Onerosidade excessiva dá dois remédios: resolução ou oferta de revisão

Por · Revisão: Rafael Toledo · Atualizado em 2026-08-06 · 3 fontes oficiais verificadas

Quem sofre onerosidade excessiva num contrato tem, tecnicamente, o direito de pedir a resolução — o fim do contrato. Mas a lei também abre à outra parte (o réu da ação) a possibilidade de evitar essa extinção oferecendo-se para modificar equitativamente as condições. Entender essa dinâmica evita confundir o que se pede com o que se pode receber ao final do processo.

O pedido do autor: resolução, conforme o artigo 478

Quem sofre a onerosidade excessiva formula, em regra, pedido de resolução do contrato com fundamento no artigo 478 do Código Civil — a extinção da relação contratual, com liberação das obrigações futuras e discussão sobre o que já foi prestado até ali. A resolução é o pedido natural de quem quer sair definitivamente de um contrato que se tornou insustentável, e não apenas ajustar valores.

A defesa do artigo 479: manter o contrato com condições revisadas

O artigo 479 permite que o réu evite a resolução oferecendo modificação equitativa das condições do contrato. Esse é o mecanismo literal ligado ao pedido do artigo 478. Isso não impede que a parte interessada formule, quando cabível, pedido de correção do valor com fundamento no artigo 317 ou estruture pedidos alternativos segundo as regras processuais; o cuidado é não apresentar o artigo 478 como se ele, sozinho, conferisse ao autor um direito geral de impor revisão.

O artigo 480: quando o contrato é unilateral

Nos contratos unilaterais — em que só uma parte assume obrigações, como certas doações com encargo —, o artigo 480 dá à parte onerada o direito de pedir diretamente a redução da prestação ou a alteração do modo de execução, sem passar pela lógica de resolução seguida de oferta de revisão. É um regime mais direto, porque não há prestação recíproca a reequilibrar.

Na prática: qual estratégia escolher

Empresa que deseja preservar a relação deve separar negociação e fundamento jurídico.
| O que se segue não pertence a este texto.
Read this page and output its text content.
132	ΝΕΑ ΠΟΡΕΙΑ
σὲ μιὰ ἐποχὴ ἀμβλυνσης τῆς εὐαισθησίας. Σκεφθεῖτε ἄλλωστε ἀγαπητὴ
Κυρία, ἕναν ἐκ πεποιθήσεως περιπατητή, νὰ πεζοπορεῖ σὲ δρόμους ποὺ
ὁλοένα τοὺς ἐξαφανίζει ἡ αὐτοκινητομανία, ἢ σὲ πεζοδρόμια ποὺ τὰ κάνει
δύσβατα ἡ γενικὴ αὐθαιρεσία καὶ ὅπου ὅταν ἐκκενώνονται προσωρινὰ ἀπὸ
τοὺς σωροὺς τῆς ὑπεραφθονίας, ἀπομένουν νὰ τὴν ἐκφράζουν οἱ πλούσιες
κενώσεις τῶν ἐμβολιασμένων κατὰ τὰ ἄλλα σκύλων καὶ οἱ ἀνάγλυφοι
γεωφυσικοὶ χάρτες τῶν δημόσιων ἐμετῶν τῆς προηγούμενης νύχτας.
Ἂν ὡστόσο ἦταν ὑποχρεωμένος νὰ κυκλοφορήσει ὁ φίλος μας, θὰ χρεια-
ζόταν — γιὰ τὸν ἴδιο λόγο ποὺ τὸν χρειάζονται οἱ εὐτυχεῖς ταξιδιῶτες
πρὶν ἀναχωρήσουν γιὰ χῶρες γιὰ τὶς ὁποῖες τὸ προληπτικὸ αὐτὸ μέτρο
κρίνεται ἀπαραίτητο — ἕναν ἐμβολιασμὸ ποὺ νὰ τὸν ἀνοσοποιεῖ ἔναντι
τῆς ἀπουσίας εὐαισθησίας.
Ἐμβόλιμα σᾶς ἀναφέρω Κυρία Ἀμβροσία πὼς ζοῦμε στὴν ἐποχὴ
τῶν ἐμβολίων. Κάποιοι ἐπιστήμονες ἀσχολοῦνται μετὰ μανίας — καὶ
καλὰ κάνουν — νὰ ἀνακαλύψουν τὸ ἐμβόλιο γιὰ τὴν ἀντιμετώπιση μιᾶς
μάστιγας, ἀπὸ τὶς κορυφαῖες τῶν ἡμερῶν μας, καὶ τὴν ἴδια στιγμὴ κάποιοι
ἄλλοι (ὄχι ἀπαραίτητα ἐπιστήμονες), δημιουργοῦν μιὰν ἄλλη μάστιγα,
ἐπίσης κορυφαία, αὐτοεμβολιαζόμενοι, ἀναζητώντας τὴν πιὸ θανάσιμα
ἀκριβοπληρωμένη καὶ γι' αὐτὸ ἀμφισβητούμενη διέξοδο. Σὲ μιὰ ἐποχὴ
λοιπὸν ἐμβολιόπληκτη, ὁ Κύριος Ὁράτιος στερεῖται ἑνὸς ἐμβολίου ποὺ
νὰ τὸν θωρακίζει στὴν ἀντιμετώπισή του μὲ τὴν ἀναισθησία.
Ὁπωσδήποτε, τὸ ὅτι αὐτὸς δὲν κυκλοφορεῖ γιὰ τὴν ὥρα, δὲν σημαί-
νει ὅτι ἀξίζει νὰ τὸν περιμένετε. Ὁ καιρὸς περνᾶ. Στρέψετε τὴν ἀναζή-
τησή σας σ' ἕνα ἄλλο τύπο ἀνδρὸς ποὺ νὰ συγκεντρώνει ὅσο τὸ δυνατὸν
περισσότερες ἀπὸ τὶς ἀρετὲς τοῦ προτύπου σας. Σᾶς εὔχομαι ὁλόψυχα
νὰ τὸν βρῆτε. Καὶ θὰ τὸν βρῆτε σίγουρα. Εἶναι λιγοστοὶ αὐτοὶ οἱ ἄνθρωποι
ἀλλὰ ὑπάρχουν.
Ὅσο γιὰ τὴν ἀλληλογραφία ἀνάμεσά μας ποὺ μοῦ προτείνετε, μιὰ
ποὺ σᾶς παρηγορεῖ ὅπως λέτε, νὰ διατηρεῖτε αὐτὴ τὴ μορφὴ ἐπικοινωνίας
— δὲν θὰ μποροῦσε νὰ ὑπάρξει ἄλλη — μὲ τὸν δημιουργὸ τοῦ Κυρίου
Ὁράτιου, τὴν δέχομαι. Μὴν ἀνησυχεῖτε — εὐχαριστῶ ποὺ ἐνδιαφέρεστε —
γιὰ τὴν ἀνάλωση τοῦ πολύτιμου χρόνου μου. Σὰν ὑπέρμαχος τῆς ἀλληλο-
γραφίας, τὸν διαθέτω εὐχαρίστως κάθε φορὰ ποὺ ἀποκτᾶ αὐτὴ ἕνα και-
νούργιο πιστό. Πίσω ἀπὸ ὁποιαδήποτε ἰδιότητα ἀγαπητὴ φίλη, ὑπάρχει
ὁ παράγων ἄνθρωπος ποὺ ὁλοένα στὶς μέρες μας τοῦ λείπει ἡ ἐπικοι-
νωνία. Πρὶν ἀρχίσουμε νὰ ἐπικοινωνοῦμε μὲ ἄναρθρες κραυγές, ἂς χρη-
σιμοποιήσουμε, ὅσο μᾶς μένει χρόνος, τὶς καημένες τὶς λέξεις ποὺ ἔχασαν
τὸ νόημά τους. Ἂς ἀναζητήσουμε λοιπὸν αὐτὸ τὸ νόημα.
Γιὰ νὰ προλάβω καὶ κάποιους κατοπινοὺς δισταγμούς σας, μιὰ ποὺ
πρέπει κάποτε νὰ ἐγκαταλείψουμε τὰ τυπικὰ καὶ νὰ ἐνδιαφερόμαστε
Pode propor ajuste consensual e, se houver desproporção manifesta por motivo imprevisível, avaliar a correção do valor pelo artigo 317. Se o objetivo e os requisitos forem os da onerosidade excessiva do artigo 478, o pedido típico é de resolução, sem prejuízo de o réu oferecer modificação equitativa pelo artigo 479. A estratégia processual depende do contrato, da prova e da compatibilidade entre os pedidos.